Diversifikasi value dan branding juga perlu dibangun. Seperti contoh kacang ijo tadi. Kalau cuma dijajakan kiloan, ya harganya murah. Tapi coba luangkan waktu sedikit saja untuk menyeleksi biji-bijinya. Pilih biji yang paling bagus dan gemuk, lalu bungkus dengan kemasan yang cakep. Jajakan itu sebagai produk premium ke orang-orang yang high standard. See? Modalnya tidak perlu banyak. Cukup dengan sedikit tambahan waktu dan biaya kemasan. Nggak perlu perang di harga murah melulu. Konsumen terbantu dengan produk yang udah terseleksi banget, plus kebutuhan value mereka terhadap barang berkualitas terpenuhi. Anda pun dapat untung lebih banyak.
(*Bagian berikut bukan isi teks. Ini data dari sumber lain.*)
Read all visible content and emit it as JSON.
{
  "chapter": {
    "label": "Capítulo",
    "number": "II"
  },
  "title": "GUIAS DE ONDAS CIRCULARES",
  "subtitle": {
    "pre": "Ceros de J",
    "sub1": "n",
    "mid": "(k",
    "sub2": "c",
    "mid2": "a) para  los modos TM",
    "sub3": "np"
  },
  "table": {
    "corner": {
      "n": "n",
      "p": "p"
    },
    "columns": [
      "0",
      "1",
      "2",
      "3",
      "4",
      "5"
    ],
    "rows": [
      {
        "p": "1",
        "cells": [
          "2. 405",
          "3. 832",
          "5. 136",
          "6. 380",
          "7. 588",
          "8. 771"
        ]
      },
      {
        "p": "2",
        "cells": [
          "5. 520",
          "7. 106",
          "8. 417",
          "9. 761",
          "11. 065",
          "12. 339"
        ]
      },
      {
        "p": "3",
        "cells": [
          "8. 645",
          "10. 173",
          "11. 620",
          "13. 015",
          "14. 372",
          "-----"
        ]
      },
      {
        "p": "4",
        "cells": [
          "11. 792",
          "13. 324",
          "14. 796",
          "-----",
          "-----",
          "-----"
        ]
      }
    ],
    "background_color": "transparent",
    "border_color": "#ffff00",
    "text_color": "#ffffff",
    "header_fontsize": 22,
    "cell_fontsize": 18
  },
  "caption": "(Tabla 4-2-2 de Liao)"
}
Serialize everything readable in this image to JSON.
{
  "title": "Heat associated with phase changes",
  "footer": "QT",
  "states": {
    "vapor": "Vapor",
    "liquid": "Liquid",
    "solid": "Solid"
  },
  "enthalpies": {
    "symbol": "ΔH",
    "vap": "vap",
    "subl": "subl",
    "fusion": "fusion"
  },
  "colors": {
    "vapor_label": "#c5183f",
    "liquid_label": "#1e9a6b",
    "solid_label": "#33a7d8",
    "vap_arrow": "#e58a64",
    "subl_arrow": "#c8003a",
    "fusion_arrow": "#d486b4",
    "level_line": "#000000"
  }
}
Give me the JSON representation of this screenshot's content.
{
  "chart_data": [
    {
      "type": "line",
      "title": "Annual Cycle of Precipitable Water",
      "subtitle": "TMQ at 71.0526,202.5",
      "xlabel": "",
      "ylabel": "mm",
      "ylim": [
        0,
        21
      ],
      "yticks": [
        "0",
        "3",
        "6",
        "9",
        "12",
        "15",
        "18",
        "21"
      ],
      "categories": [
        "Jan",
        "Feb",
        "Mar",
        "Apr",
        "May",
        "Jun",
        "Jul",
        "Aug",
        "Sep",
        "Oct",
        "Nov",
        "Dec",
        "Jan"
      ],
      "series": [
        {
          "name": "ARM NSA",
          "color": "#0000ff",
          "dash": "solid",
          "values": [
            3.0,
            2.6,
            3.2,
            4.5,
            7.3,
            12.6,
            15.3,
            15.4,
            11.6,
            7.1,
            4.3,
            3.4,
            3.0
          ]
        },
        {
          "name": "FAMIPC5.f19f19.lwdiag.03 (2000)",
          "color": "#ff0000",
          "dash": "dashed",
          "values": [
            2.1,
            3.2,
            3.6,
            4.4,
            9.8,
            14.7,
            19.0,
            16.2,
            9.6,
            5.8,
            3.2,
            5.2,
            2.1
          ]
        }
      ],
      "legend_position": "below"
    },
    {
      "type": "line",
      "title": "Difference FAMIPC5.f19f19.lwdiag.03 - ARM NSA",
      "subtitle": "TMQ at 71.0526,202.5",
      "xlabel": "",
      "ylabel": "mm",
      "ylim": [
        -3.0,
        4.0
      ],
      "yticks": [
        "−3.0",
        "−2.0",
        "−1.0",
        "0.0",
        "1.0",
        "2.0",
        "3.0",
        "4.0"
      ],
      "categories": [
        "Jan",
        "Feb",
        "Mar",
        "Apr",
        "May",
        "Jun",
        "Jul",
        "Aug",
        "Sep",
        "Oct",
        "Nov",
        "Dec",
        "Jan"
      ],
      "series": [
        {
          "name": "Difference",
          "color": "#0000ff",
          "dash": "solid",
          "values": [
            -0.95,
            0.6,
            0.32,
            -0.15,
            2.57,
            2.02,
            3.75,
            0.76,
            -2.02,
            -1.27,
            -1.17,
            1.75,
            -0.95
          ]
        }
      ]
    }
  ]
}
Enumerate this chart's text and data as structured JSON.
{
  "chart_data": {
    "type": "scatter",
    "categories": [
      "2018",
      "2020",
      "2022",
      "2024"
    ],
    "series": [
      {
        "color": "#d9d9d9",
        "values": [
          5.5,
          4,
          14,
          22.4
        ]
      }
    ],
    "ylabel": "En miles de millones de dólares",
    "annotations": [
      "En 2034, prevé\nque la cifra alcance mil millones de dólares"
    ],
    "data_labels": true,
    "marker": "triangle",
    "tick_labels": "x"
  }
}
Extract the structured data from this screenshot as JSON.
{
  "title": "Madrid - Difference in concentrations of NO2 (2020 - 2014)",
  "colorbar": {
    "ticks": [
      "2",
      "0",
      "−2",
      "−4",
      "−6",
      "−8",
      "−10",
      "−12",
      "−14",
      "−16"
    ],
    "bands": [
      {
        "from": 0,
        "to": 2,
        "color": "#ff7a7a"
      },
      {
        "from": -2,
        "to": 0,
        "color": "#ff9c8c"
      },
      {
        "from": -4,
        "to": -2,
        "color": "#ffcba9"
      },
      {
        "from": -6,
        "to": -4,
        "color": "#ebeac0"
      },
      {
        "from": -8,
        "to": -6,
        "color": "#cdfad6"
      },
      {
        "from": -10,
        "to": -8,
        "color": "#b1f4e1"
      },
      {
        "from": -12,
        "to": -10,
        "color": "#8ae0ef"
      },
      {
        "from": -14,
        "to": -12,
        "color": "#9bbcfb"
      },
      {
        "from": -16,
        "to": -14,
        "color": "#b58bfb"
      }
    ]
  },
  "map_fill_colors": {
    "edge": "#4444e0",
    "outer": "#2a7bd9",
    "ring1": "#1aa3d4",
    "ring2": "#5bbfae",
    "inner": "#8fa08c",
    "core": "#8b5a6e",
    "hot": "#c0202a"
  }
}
Belum lagi kalau Anda bisa menciptakan produk lain yang diminati, dengan tambahan sedikit saja. Contohnya, bikin kolak kacang ijo kalengan. Saya pernah mencicipi produk ini dari Indonesia. Kolak kacang ijonya dijual di Amrik dengan harga sekitar 3 dollar per buah. Isinya miniiimm… sih. Seuprit. Cuma kacang ijo, santan, gula, dan beberapa iris pisang serta ubi yang kecil-kecil. Rugi sebenarnya beli ini. Kalau bikin sendiri, dengan modal 6 dollar aja saya bisa bikin sepanci kolak kacang ijo. Namun buat orang yang males masak atau tidak punya waktu, pilihan ini lumayan membantu mengobati rasa kangen pada kolak.

Produk murah atau gratisan jangan dijadikan menu utama untuk sumber penghasilan Anda. Jadikan itu sebagai paket awal saja, dan targetkan menjaring sebanyak mungkin customer. Sebab, untuk bisa mencapai target income yang Anda harapkan, harus ada yang mau beli produk murah Anda sebanyak mungkin. Contohnya, target income 5 juta, dan harga produk 50 ribu per buah. Maka Anda harus bisa cari pembeli sebanyak 100 orang.

Kalau nggak bisa, maka buatlah produk kelas menengah dan premium. Tawarkan pada pangsa pasar yang lebih tinggi daya belinya. Dengan cara ini, Anda bisa mencapai target 5 juta lebih cepat.

Itu saja sebenarnya konsepnya.

Kesalahan yang sering saya lihat pada pemain yang keteteran di perang harga adalah: mereka tidak punya diversifikasi dan takut untuk melompat keluar dari zonanya. Padahal zonanya tidak lagi profitable. Value gitu-gitu aja. Ceruk pasar gitu-gitu aja. Mindsetnya ya gitu-gitu aja. Plus ada kecenderungan mereka sendiri juga memilih upgrade diri dengan harga murah atau gratisan. Terlalu sering minta saran ini-itu gratisan dan mengharap dimaklumi. Kalimat yang paling sering diucapkan antara lain: “Saya sebenarnya pengen ikut kelasnya, tapi tidak punya uang. Gimana, ada saran?” Wkwkwkwk… Padahal yang namanya ilmu, ada harganya. Nah, kalau mentalnya sendiri juga maunya gratisan, ya gimana dong?